The book doesn't hate on American eating as much as it does on the people who just make poor choices or decide to ignore the issue of choice altogether. America is an industrial eating mechanism, and it's what is causing so much of the problem. "What is perhaps most troubling, and sad, about industrial eating is how thoroughly it obscures all these relationships and connections. To go from the chicken (Gallus gallus) to the Chicken McNugget is to leave this world in a journey of forgetting that could hardly be more costly, not only in terms of the animal's pain but in our pleasure, too. But forgetting, or not knowing in the first place, is what the industrial food chain is all about, the principal reason it is so opaque, for if we could see what lies on the far side of the increasingly high walls of our industrial agriculture, we would surely change the way we eat."

I think the strongest lesson I learned from the book was to pay more attention to shopping at farmer's markets and what is fresh and in season when I am shopping at Whole Foods. Another strong thing that I took away from the book is to treat food like I have the environmental choices I make: I should be willing to pay the premium at farmer's markets and Whole Foods for cleaner, safer, chemical-free food options. "Very simply, we subsidize high-fructose corn syrup in this country, but not carrots. While the surgeon general is raising alarms over the epidemic of obesity, the president is signing farm bills designed to keep the river of cheap corn flowing, guaranteeing that the cheapest calories in the supermarket will continue to be the unhealthiest."

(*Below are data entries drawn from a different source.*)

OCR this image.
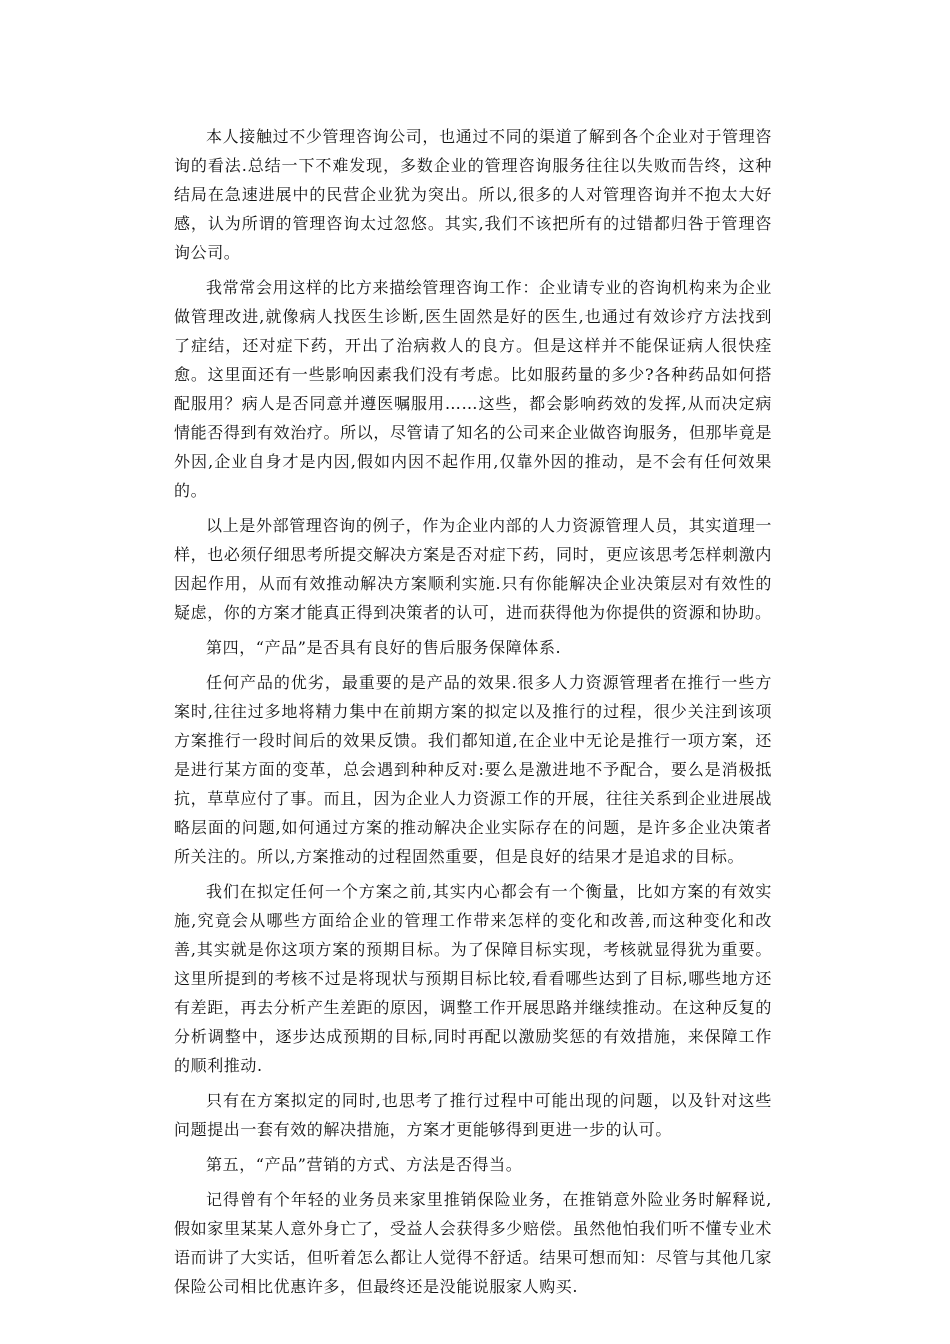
本人接触过不少管理咨询公司，也通过不同的渠道了解到各个企业对于管理咨询的看法.总结一下不难发现，多数企业的管理咨询服务往往以失败而告终，这种结局在急速进展中的民营企业犹为突出。所以,很多的人对管理咨询并不抱太大好感，认为所谓的管理咨询太过忽悠。其实,我们不该把所有的过错都归咎于管理咨询公司。

我常常会用这样的比方来描绘管理咨询工作：企业请专业的咨询机构来为企业做管理改进,就像病人找医生诊断,医生固然是好的医生,也通过有效诊疗方法找到了症结，还对症下药，开出了治病救人的良方。但是这样并不能保证病人很快痊愈。这里面还有一些影响因素我们没有考虑。比如服药量的多少?各种药品如何搭配服用？病人是否同意并遵医嘱服用……这些，都会影响药效的发挥,从而决定病情能否得到有效治疗。所以，尽管请了知名的公司来企业做咨询服务，但那毕竟是外因,企业自身才是内因,假如内因不起作用,仅靠外因的推动，是不会有任何效果的。

以上是外部管理咨询的例子，作为企业内部的人力资源管理人员，其实道理一样，也必须仔细思考所提交解决方案是否对症下药，同时，更应该思考怎样刺激内因起作用，从而有效推动解决方案顺利实施.只有你能解决企业决策层对有效性的疑虑，你的方案才能真正得到决策者的认可，进而获得他为你提供的资源和协助。

第四，“产品”是否具有良好的售后服务保障体系.

任何产品的优劣，最重要的是产品的效果.很多人力资源管理者在推行一些方案时,往往过多地将精力集中在前期方案的拟定以及推行的过程，很少关注到该项方案推行一段时间后的效果反馈。我们都知道,在企业中无论是推行一项方案，还是进行某方面的变革，总会遇到种种反对:要么是激进地不予配合，要么是消极抵抗，草草应付了事。而且，因为企业人力资源工作的开展，往往关系到企业进展战略层面的问题,如何通过方案的推动解决企业实际存在的问题，是许多企业决策者所关注的。所以,方案推动的过程固然重要，但是良好的结果才是追求的目标。

我们在拟定任何一个方案之前,其实内心都会有一个衡量，比如方案的有效实施,究竟会从哪些方面给企业的管理工作带来怎样的变化和改善,而这种变化和改善,其实就是你这项方案的预期目标。为了保障目标实现，考核就显得犹为重要。这里所提到的考核不过是将现状与预期目标比较,看看哪些达到了目标,哪些地方还有差距，再去分析产生差距的原因，调整工作开展思路并继续推动。在这种反复的分析调整中，逐步达成预期的目标,同时再配以激励奖惩的有效措施，来保障工作的顺利推动.

只有在方案拟定的同时,也思考了推行过程中可能出现的问题，以及针对这些问题提出一套有效的解决措施，方案才更能够得到更进一步的认可。

第五，“产品”营销的方式、方法是否得当。

记得曾有个年轻的业务员来家里推销保险业务，在推销意外险业务时解释说,假如家里某某人意外身亡了，受益人会获得多少赔偿。虽然他怕我们听不懂专业术语而讲了大实话，但听着怎么都让人觉得不舒适。结果可想而知：尽管与其他几家保险公司相比优惠许多，但最终还是没能说服家人购买.
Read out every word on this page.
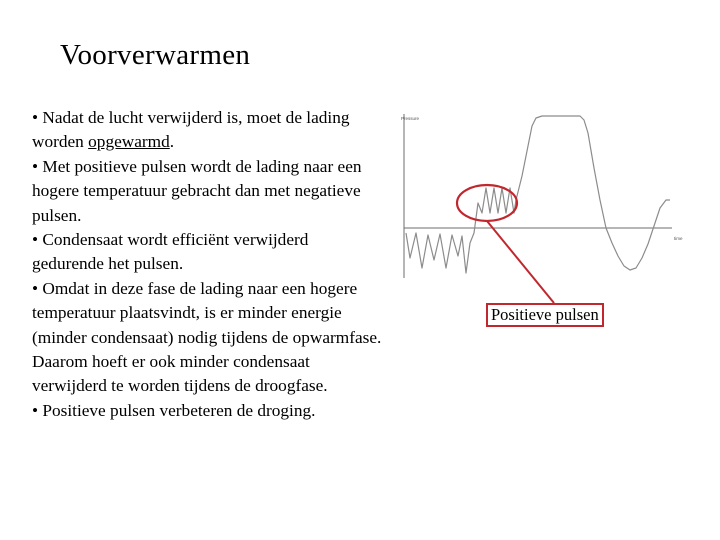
Voorverwarmen

• Nadat de lucht verwijderd is, moet de lading worden opgewarmd.

• Met positieve pulsen wordt de lading naar een hogere temperatuur gebracht dan met negatieve pulsen.

• Condensaat wordt efficiënt verwijderd gedurende het pulsen.

• Omdat in deze fase de lading naar een hogere temperatuur plaatsvindt, is er minder energie (minder condensaat) nodig tijdens de opwarmfase. Daarom hoeft er ook minder condensaat verwijderd te worden tijdens de droogfase.

• Positieve pulsen verbeteren de droging.

Pressure
time
Positieve pulsen
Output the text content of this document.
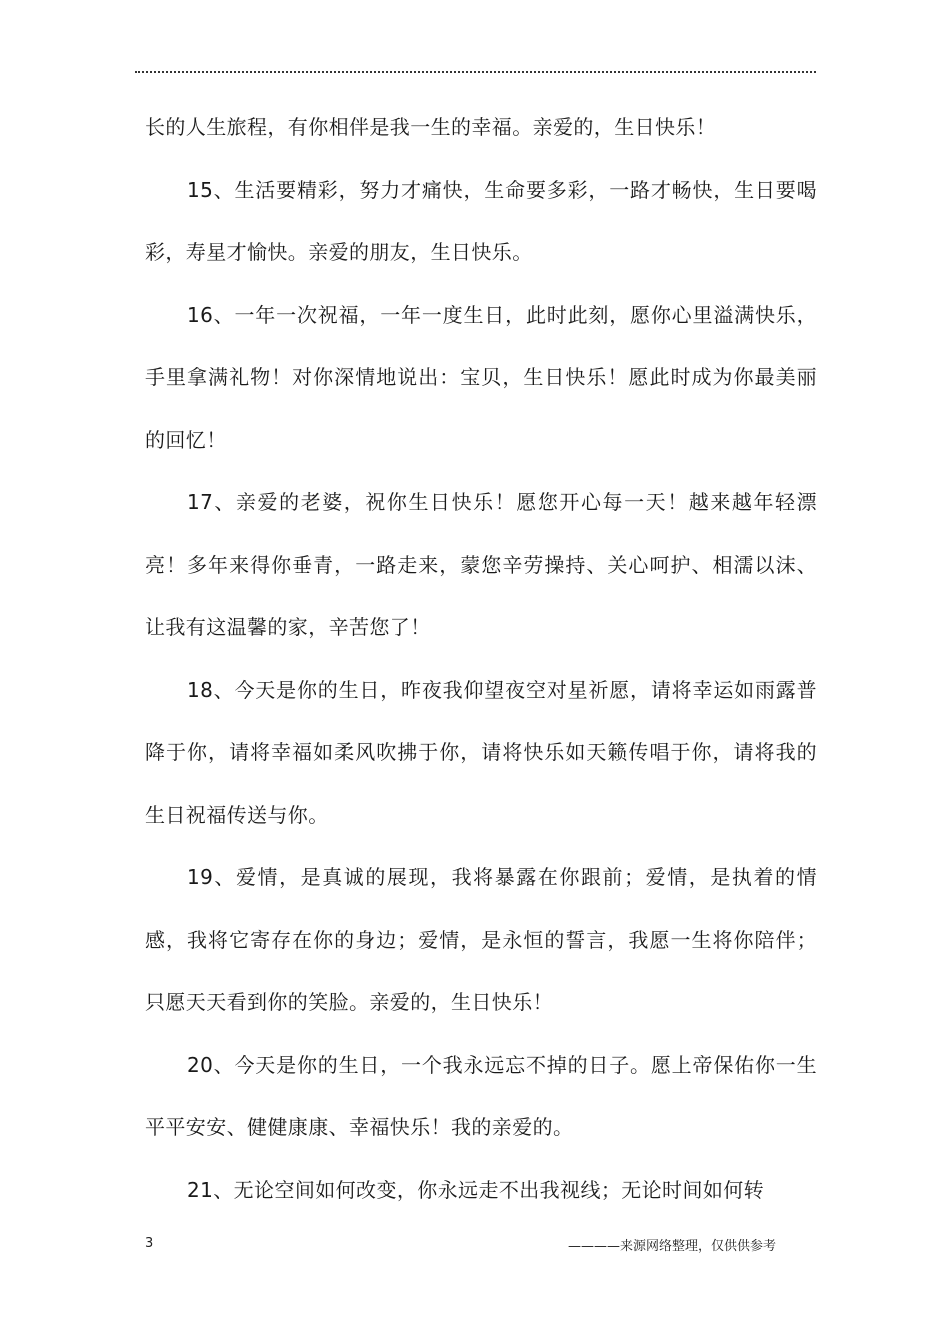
长的人生旅程，有你相伴是我一生的幸福。亲爱的，生日快乐！

15、生活要精彩，努力才痛快，生命要多彩，一路才畅快，生日要喝彩，寿星才愉快。亲爱的朋友，生日快乐。

16、一年一次祝福，一年一度生日，此时此刻，愿你心里溢满快乐，手里拿满礼物！对你深情地说出：宝贝，生日快乐！愿此时成为你最美丽的回忆！

17、亲爱的老婆，祝你生日快乐！愿您开心每一天！越来越年轻漂亮！多年来得你垂青，一路走来，蒙您辛劳操持、关心呵护、相濡以沫、让我有这温馨的家，辛苦您了！

18、今天是你的生日，昨夜我仰望夜空对星祈愿，请将幸运如雨露普降于你，请将幸福如柔风吹拂于你，请将快乐如天籁传唱于你，请将我的生日祝福传送与你。

19、爱情，是真诚的展现，我将暴露在你跟前；爱情，是执着的情感，我将它寄存在你的身边；爱情，是永恒的誓言，我愿一生将你陪伴；只愿天天看到你的笑脸。亲爱的，生日快乐！

20、今天是你的生日，一个我永远忘不掉的日子。愿上帝保佑你一生平平安安、健健康康、幸福快乐！我的亲爱的。

21、无论空间如何改变，你永远走不出我视线；无论时间如何转

3	————来源网络整理，仅供供参考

He certainly poised good questions about why it is that we will spend premium amounts of money on cars or clothes or TVs to get the best on the market, but when it comes to food we search for convenience and cheap, and this is the probably the singular choice we make for our health three or more times a day, every day of our lives. I completely see the point of his argument that we need to take what we eat as seriously as we do other aspects of our lives, and that convenience and expectation of low prices have clouded our vision of what eating should be.

So I'm trying to follow his simple plan to smarter, better living: “Eat food. Not too much. Mostly plants.”

1 comment:

Kristin said...

There is a good article on the founder of Whole Foods in this week's New Yorker you'll like.